The USDA's MyPlate diet, to which Flynn's plant-based, olive-oil diet was compared, features 50 percent fruits and vegetables, one quarter plate of grains, and protein—i.e., chicken, meat, or fish—making up the remainder.

The researchers found that including meat in a diet really ratchets up the cost of a meal. By turning to a less meat-intensive diet, people can save money and avoid the nasty diseases—type 2 diabetes, heart disease, breast cancer, prostate cancer, colon cancer—that heavy meat consumption is related to. These are reasons enough, says Flynn, to favor a plant-and-olive-oil based diet.

Low-income households have bought into the myth of healthy food being expensive, spending their grocery money—or SNAP proceeds—first on meat, eggs, cereals, and baked goods, the researchers say. Flynn points out that frozen and canned produce can be a way to minimize cost while still maintaining nutrient content. In fact, Flynn says, studies show frozen and canned produce have a higher content of some of the cancer-fighting components found in fresh produce.
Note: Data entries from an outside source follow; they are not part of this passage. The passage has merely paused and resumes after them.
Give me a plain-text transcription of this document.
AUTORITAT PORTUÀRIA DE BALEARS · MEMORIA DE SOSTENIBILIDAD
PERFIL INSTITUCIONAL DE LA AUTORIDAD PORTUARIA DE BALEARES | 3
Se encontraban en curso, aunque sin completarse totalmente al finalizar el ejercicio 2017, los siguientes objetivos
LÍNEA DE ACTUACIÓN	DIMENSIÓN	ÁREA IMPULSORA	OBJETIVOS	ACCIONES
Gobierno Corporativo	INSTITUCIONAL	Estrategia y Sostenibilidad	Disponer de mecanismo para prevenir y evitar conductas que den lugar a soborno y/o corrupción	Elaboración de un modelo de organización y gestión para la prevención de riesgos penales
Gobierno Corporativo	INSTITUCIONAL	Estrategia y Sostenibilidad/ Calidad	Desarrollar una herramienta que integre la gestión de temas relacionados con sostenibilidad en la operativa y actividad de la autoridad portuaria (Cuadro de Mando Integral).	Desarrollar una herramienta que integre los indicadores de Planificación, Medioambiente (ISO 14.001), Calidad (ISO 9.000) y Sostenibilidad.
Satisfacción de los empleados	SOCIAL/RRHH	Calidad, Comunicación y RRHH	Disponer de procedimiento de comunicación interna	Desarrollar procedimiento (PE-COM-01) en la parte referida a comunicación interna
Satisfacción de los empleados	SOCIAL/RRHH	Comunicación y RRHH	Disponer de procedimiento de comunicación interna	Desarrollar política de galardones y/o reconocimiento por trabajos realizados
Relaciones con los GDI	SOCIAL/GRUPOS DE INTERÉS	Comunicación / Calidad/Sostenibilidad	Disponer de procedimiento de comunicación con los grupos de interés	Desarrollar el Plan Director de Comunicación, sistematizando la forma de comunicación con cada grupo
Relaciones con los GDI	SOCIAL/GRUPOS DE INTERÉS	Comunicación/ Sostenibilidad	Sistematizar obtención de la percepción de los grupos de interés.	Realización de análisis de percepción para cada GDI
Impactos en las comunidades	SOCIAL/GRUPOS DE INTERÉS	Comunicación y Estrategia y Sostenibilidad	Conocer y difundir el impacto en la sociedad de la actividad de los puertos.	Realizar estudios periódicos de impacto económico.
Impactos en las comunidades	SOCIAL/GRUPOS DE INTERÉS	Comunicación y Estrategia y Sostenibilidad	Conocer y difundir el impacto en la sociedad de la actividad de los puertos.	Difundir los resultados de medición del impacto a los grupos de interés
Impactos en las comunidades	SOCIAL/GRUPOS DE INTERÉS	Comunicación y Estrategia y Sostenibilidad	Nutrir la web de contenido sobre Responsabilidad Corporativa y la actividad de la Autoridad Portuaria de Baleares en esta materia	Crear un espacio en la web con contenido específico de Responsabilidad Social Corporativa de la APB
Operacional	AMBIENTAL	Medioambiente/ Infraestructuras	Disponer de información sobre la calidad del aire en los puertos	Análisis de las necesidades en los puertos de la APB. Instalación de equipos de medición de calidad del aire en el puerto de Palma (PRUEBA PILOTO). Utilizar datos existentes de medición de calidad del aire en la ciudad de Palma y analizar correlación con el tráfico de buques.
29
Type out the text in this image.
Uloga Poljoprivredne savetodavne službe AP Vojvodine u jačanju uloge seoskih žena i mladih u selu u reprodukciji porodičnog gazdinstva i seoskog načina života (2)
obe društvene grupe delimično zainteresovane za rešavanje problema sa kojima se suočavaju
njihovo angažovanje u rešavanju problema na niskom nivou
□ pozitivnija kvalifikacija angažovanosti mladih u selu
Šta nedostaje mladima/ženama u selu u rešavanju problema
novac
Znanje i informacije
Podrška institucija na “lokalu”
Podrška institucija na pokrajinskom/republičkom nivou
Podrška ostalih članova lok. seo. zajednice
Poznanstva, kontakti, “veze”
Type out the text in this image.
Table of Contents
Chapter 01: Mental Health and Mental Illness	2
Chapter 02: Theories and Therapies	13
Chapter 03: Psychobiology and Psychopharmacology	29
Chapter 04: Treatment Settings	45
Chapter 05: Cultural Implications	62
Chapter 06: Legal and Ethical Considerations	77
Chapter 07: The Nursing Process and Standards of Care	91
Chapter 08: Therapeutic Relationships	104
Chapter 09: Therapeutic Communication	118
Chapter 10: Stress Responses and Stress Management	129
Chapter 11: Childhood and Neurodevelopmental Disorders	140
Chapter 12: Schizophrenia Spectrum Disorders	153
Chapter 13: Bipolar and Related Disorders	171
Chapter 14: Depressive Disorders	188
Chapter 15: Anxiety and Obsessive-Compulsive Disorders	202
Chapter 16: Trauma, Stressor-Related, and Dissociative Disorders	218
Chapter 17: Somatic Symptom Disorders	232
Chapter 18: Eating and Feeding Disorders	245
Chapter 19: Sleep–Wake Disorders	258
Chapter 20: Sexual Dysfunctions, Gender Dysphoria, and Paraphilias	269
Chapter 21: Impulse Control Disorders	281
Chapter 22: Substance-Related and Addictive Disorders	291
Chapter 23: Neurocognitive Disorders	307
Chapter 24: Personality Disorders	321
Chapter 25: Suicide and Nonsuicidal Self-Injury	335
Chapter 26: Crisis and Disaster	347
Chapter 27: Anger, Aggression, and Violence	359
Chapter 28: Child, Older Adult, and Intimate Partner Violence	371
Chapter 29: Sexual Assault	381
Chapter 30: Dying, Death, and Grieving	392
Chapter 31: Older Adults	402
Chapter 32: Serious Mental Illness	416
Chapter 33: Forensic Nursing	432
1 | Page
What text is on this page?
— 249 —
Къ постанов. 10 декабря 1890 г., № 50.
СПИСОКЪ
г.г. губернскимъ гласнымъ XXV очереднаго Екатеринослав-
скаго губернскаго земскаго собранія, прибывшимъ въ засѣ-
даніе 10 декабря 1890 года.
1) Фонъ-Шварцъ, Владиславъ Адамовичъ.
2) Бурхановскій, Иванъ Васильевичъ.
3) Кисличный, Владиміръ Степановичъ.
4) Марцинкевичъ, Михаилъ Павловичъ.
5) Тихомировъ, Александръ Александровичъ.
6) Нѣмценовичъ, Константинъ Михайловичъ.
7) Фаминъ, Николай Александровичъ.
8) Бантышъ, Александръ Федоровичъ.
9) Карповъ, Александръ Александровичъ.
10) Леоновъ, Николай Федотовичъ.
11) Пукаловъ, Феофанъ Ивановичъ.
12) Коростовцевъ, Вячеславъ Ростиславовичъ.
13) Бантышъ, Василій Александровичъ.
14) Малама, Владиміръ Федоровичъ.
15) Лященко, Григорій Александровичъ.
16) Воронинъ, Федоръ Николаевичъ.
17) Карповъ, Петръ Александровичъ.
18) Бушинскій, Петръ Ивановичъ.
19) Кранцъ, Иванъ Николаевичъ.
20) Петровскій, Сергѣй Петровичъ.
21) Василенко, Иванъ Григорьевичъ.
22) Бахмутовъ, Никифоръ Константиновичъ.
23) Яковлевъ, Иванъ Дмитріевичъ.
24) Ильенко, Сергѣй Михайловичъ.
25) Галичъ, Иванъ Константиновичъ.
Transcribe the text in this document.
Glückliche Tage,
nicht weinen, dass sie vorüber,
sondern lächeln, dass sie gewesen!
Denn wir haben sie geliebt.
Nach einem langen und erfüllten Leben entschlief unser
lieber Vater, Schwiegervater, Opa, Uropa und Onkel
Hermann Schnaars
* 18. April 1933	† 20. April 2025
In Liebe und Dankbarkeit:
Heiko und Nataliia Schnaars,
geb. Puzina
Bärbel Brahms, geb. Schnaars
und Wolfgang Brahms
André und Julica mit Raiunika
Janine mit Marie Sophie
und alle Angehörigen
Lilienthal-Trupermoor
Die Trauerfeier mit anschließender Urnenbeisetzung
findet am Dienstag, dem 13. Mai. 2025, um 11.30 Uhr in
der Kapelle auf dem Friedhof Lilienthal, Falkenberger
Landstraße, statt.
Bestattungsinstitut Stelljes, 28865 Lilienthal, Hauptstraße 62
Andrew Schiff, CEO of Rhode Island Community Food Bank and a researcher on the study, said "Our findings with this study run counter to the general belief that a healthy diet must be expensive. Even using extra-virgin olive oil, a plant-based diet is far less expensive and features so many more fruits, vegetables and whole grains. This is really good news for individuals served by the Food Bank—showing that wholesome eating on a tight budget is possible for everyone."

Of course, if you must eat rare Japanese melons or the Lamda olive oil from Greece—purportedly the world's most expensive—all bets are off. Gwyneth might have a few recipes to share if you ask her.